In order to get everything working you’ll have to install two different pieces of software. One is the KDE Connect app for Android, which you can find on the Google Play Store. It should be compatible with pretty much any Android device out there, just as long as it can connect to Wi-Fi. It’s recommended, however, that you have at least Android 4.3 so that all of Connect’s features will be available to you.
Next, you need a Linux desktop that has KDE installed. There are a number of distributions that match this description, but the easiest way to get started is to use a distro like Kubuntu (an Ubuntu desktop variant). From here, in order to get the latest version you’ll have to compile some source code. It’s not difficult at all, and can be done by following the instructions on the Larsemil.se blog.
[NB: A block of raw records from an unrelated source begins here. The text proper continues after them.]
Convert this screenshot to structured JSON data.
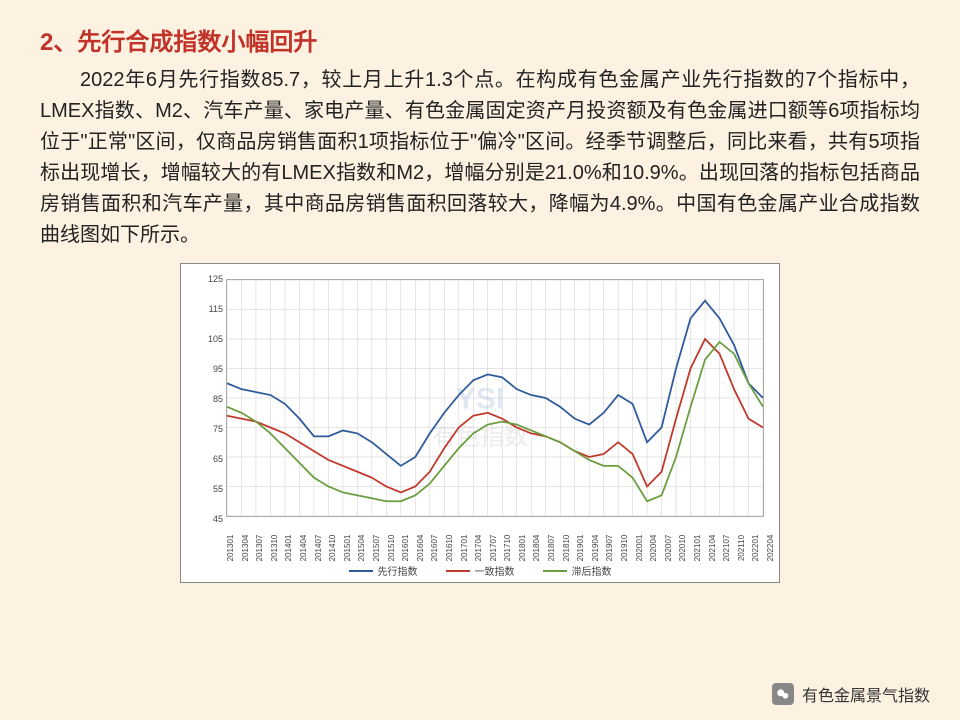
{
  "heading": "2、先行合成指数小幅回升",
  "paragraph": "2022年6月先行指数85.7，较上月上升1.3个点。在构成有色金属产业先行指数的7个指标中，LMEX指数、M2、汽车产量、家电产量、有色金属固定资产月投资额及有色金属进口额等6项指标均位于\"正常\"区间，仅商品房销售面积1项指标位于\"偏冷\"区间。经季节调整后，同比来看，共有5项指标出现增长，增幅较大的有LMEX指数和M2，增幅分别是21.0%和10.9%。出现回落的指标包括商品房销售面积和汽车产量，其中商品房销售面积回落较大，降幅为4.9%。中国有色金属产业合成指数曲线图如下所示。",
  "footer_text": "有色金属景气指数",
  "chart": {
    "type": "line",
    "background_color": "#ffffff",
    "grid_color": "#cccccc",
    "text_color": "#444444",
    "ylim": [
      45,
      125
    ],
    "ytick_step": 10,
    "yticks": [
      45,
      55,
      65,
      75,
      85,
      95,
      105,
      115,
      125
    ],
    "x_labels": [
      "201301",
      "201304",
      "201307",
      "201310",
      "201401",
      "201404",
      "201407",
      "201410",
      "201501",
      "201504",
      "201507",
      "201510",
      "201601",
      "201604",
      "201607",
      "201610",
      "201701",
      "201704",
      "201707",
      "201710",
      "201801",
      "201804",
      "201807",
      "201810",
      "201901",
      "201904",
      "201907",
      "201910",
      "202001",
      "202004",
      "202007",
      "202010",
      "202101",
      "202104",
      "202107",
      "202110",
      "202201",
      "202204"
    ],
    "legend_labels": [
      "先行指数",
      "一致指数",
      "滞后指数"
    ],
    "line_width": 1.8,
    "series": [
      {
        "name": "先行指数",
        "color": "#2f5b9c",
        "values": [
          90,
          88,
          87,
          86,
          83,
          78,
          72,
          72,
          74,
          73,
          70,
          66,
          62,
          65,
          73,
          80,
          86,
          91,
          93,
          92,
          88,
          86,
          85,
          82,
          78,
          76,
          80,
          86,
          83,
          70,
          75,
          95,
          112,
          118,
          112,
          103,
          90,
          85
        ]
      },
      {
        "name": "一致指数",
        "color": "#c0392b",
        "values": [
          79,
          78,
          77,
          75,
          73,
          70,
          67,
          64,
          62,
          60,
          58,
          55,
          53,
          55,
          60,
          68,
          75,
          79,
          80,
          78,
          75,
          73,
          72,
          70,
          67,
          65,
          66,
          70,
          66,
          55,
          60,
          78,
          95,
          105,
          100,
          88,
          78,
          75
        ]
      },
      {
        "name": "滞后指数",
        "color": "#6a9e3f",
        "values": [
          82,
          80,
          77,
          73,
          68,
          63,
          58,
          55,
          53,
          52,
          51,
          50,
          50,
          52,
          56,
          62,
          68,
          73,
          76,
          77,
          76,
          74,
          72,
          70,
          67,
          64,
          62,
          62,
          58,
          50,
          52,
          65,
          82,
          98,
          104,
          100,
          90,
          82
        ]
      }
    ],
    "watermark_top": "YSI",
    "watermark_bottom": "有色指数"
  }
}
Once everything is up and running, you need to make sure that both your Android device and KDE desktop are connected to the same Wi-Fi network. Right now there’s no other way to link the two, but eventually the developers’ goal is to make the link happen no matter what kind of internet connection is available.
We’ve covered installing KDE Connect, but what does it do, exactly? Right now the list of features is continually changing as it continues to be developed, but what’s there so far is already immensely useful for people who use both computers and mobile devices very often.
For one, Connect will give you notifications of calls and texts on your desktop as soon as they arrive on your phone. They’re shown as discreet messages in the bottom corner.
If you happen to have Android 4.3 or later, you can also sync all app notifications, which will also appear on your desktop as they happen. Combined with call and text notifications, this means that you’ll barely have to look at your phone again unless you want to answer a call.
An incredibly useful feature is the ability to sync clipboards. If you cut or copy text on your Android device, you can immediately paste on your desktop. It works just as well in reverse, where you can cut/copy on a computer and paste on your phone.
A few other handy things include the reporting of battery status, controlling your media player remotely, and last but not least, file transfer. All in all, even at this early stage it’s already a great Android sync solution.
In my personal opinion, KDE Connect seems to be a fantastic merging of two different worlds that’s sorely needed in today’s multi-device culture. I don’t use KDE very much myself, but this is the kind of thing that could make a lot people switch over, especially since such seamless and smooth integration doesn’t really exist on the GNOME or Unity side of things. I look forward to seeing Connect develop further into something even more fantastic.